Naturally Dan's cattle-tussle reminded him of other tussles with ringing
cattle; then the cattle-camp suggesting other cattle-camp yarns, he
settled down to reminiscences until he had us all cold thrills and
skin-creeps, although we were gathered around a blazing fire.
Tale after tale he told of stampedes and of weaners piling up against
fences. Then followed a tale or two of cattle Iying quiet as mice one
minute, and up on their feet crashing over camps the next, then tales of
men being "treed" or "skied," and tales of scrub-bulls, maddened
cow-mothers, and "pokers."
"Pokers," it appears, have a habit of poking out of mobs, grazing quietly
as they edge off until "they're gone before you miss 'em." Camps seem to
have some special attraction for pokers, but we learned they object to
interference.

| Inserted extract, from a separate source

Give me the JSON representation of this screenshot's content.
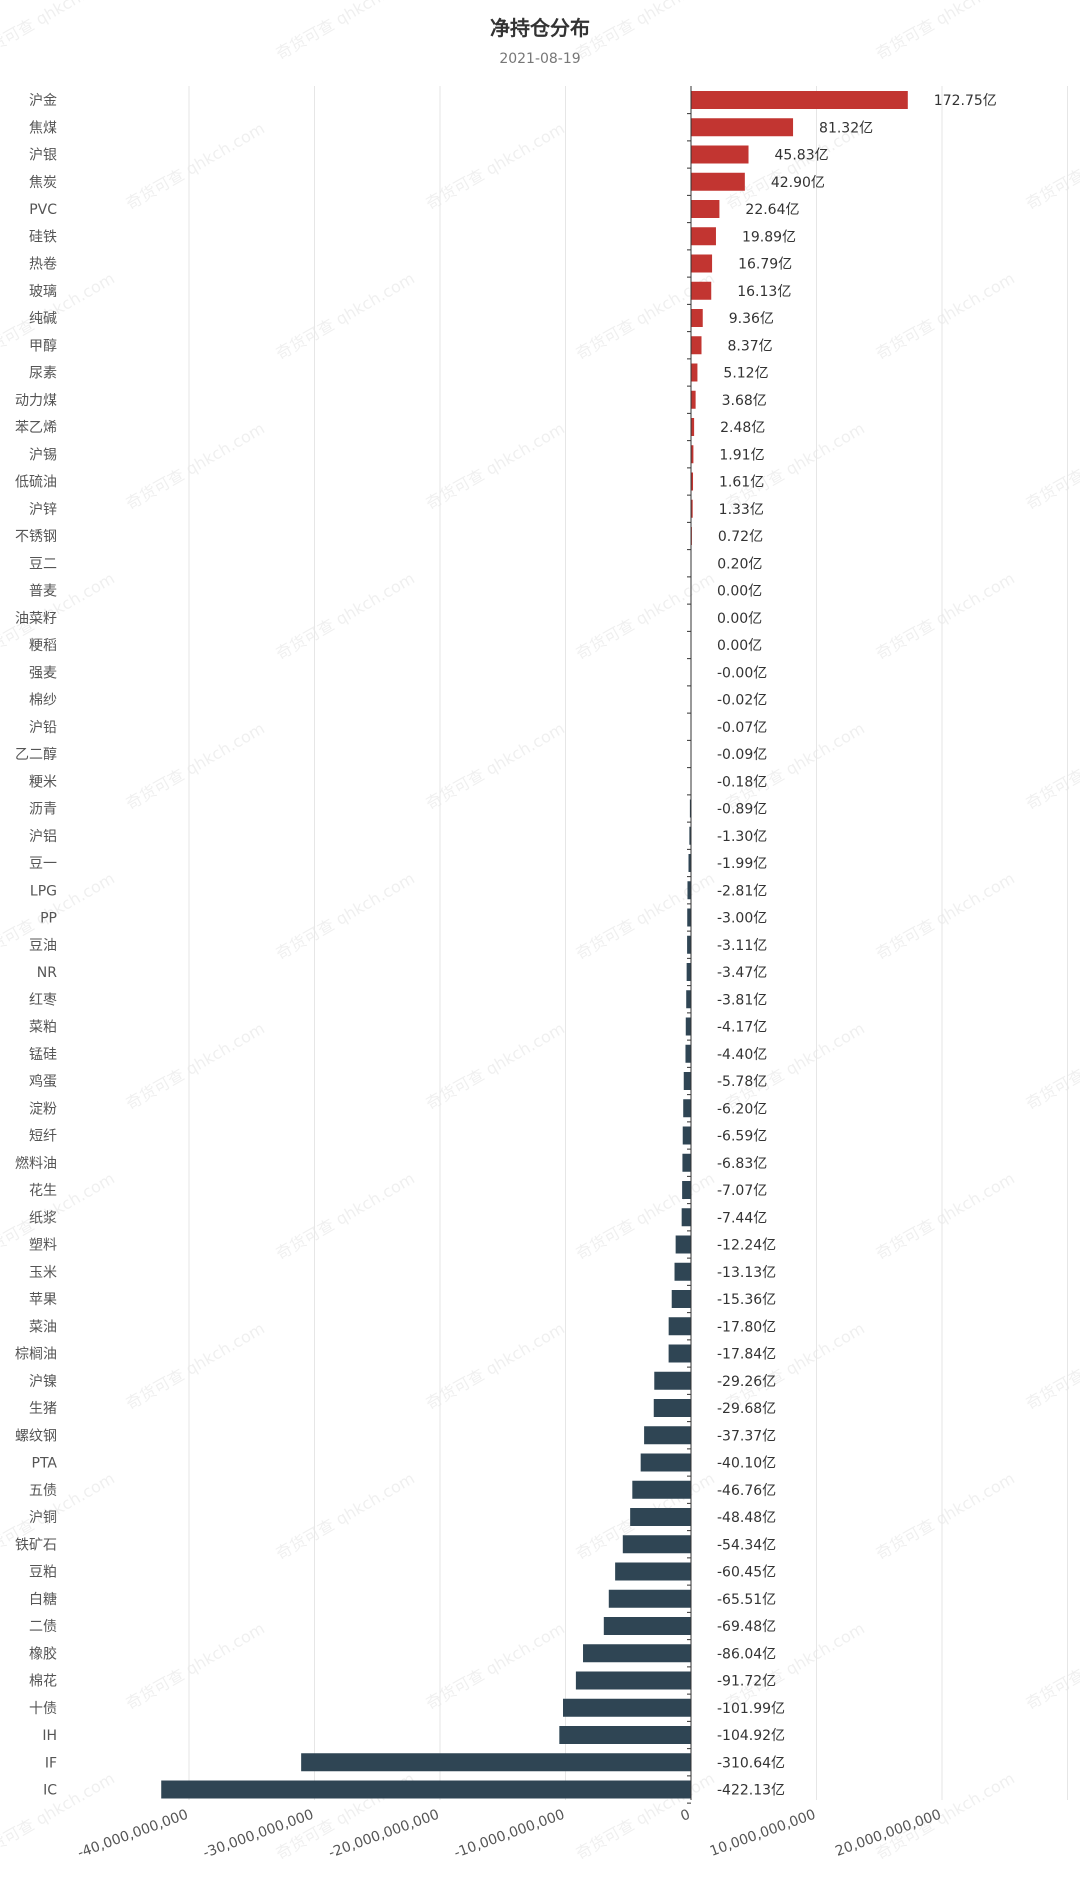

Poke round peaceful as cats until "you rile them," Dan told
us, and then glided into a tale of how a poker "had us all treed once."
"Poked in a bit too close for our fancy while we were at supper," he
explained, "so we slung sticks at him to turn him back to the mob, and
the next minute was making for trees, but as there was only saplings
handy, it would have been a bit awkward for the heavy weights if there
hadn't have been enough of us to divide his attentions up a bit." (Dan
was a good six feet, and well set up at that.) "Climbing saplings to get
away from a stag isn't much of a game," he added, with a reminiscent
chuckle; "they're too good at the bending trick. The farther up the
sapling you climb, the nearer you get to the ground."